With load test, there is no need to guess (or, defend your guess :_)) of what will prevent scaling. It is crucial here to have repeatable tests, as load test always reveals more problems than the team can hope to fix. The repeatable tests make it feasible to at least verify the several things that got fixed. In load test, there are also distinctions between common use cases and extreme cases. Save load tests on extreme cases to the last.

In load test, fail could also mean some metrics are not met. Try to record the following important ones: average and peak client latency, number of supportable clients, meantime between failure, resource utilization (CPU, memory, network traffic and number of page faults) on each server.

Testing Graphics

Graphics is a tricky thing for testing. One can always dump the rendered frames as images and do byte-wise comparison. This is a very brittle approach and hence less reliable.

A better approach here is to combine automated and manual testing. Use automation to place the game in repeatable situations (e.g. specific reference game states), and save snapshots of the screen for later evaluation by human testers. The tester can quickly flip through the images to spot visual artifacts.

On linux, if you have ImageMagick installed, you can capture screen image using:

    import -w MyApp myapp.gif

This saves the image inside the window named "MyApp" into a GIF image: myapp.gif. You can easily write a shell script to automatically capture a large number of images.

If you are pretty savvy with ImageMagick, you can use "convert" to convert the newly captured images into an animated GIF, with your reference sequence placed in the same animated GIF, right beside the new one. When you come to work the next morning, just quickly flip through and say "pass" or "fail".

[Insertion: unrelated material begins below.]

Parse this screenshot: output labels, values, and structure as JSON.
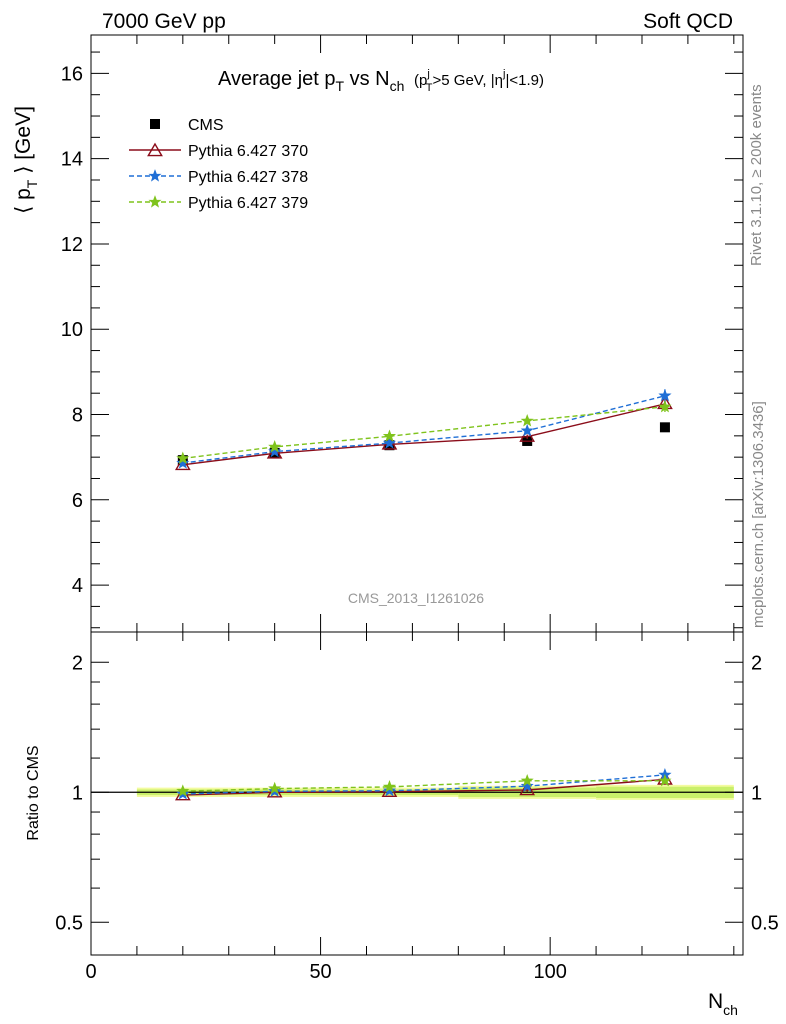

This is a pretty operable summary of automated testing. Note a key term that keeps coming back is a sufficient abstraction and a high level programming interface to leverage the abstraction. In most cases, this interface takes the form of a scripting interface. While general purpose scripts like Python and Rudy could be used here, many (especially those highly specialized game engines) have their own tailored scripting language.

In fact, scripting is the most advanced form of interface design. If done right, it not only makes your development efficient but also brings an easy situation for testing. However, it is not an easy job. A good bet is to reuse existing successful ones as much as possible.